The 287 million units represent the lowest figure since Q2 2020, when the pandemic started. Interestingly, the confluence of longstanding concerns have led to new issues – namely oversupply. Slowing interest have saddled companies with back stock on older models.

“Supply chain shortages are no longer the most pressing issue as component orders are being cut rapidly and suppliers have started to be concerned about oversupply,” analyst Tony Zhu notes in a release. “It has resulted in price cuts for key components, which reduces costs for vendors. Vendors could use the extra savings to improve the product competitiveness of new launches in the second half of the year. At the same time, that might make getting rid of old models even harder. The oversupply situation is demanding more of vendors’ planning capabilities than the shortage period.”
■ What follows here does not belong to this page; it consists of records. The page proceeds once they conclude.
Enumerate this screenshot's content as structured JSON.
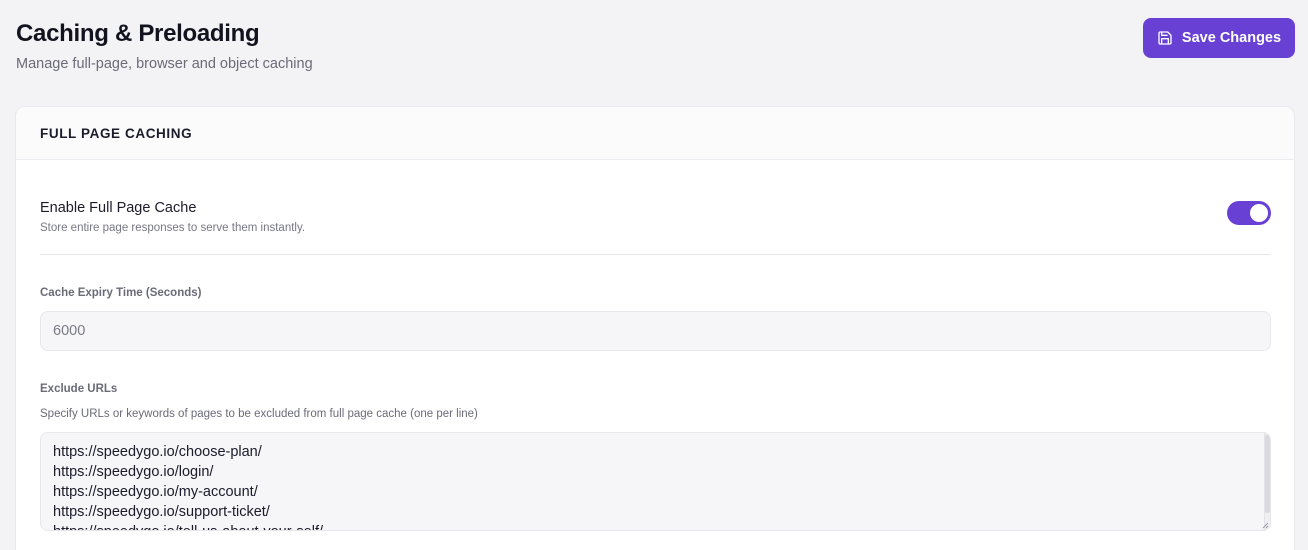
{
  "header": {
    "title": "Caching & Preloading",
    "subtitle": "Manage full-page, browser and object caching",
    "save_label": "Save Changes",
    "save_icon": "floppy-disk-icon"
  },
  "colors": {
    "accent": "#6841d4",
    "background": "#f3f3f5",
    "card": "#ffffff",
    "input_bg": "#f6f6f8"
  },
  "section": {
    "title": "FULL PAGE CACHING",
    "enable": {
      "label": "Enable Full Page Cache",
      "description": "Store entire page responses to serve them instantly.",
      "enabled": true
    },
    "expiry": {
      "label": "Cache Expiry Time (Seconds)",
      "value": "6000"
    },
    "exclude": {
      "label": "Exclude URLs",
      "hint": "Specify URLs or keywords of pages to be excluded from full page cache (one per line)",
      "lines": [
        "https://speedygo.io/choose-plan/",
        "https://speedygo.io/login/",
        "https://speedygo.io/my-account/",
        "https://speedygo.io/support-ticket/",
        "https://speedygo.io/tell-us-about-your-self/"
      ]
    }
  }
}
There’s been a lot of correction happening in the industry, coupled with a good deal of uncertainty. A category that has effectively trained consumers to anticipate annual spec updates is also understandably having difficult moving older models. Device makers will press on, of course, adopting a range of different strategies to cope with the crunch.

Image Credits: Canalys

Samsung fared the best, maintaining the top spot with 21% of the market. The company has shifted much of its focus to the budget-tier A-Series – after all, people still need phones, even if inflation and uncertainty have made purchasing $1,000 flagships largely untenable. On the flip side (so to speak), the company is also continuing to push its pricey foldable strategy as the way forward.
Samsung is expected to announce a pair of new devices next month. The company says it shipped nearly 10 million foldables in 2021 alone.

Apple, meanwhile, has held onto second on the lasting strength of the iPhone brand. The iPhone 13 defied expectations as the company highlighted a slight revenue increase in last night’s earnings report, defying broader economic headwinds. A good indication, perhaps, for remaining consumer confidence, in spite of macro trends. Earlier this week, a report noted that the Chinese market saw a sharp 14.2% decline in sales, owing to lockdowns and lowered consumer confidence.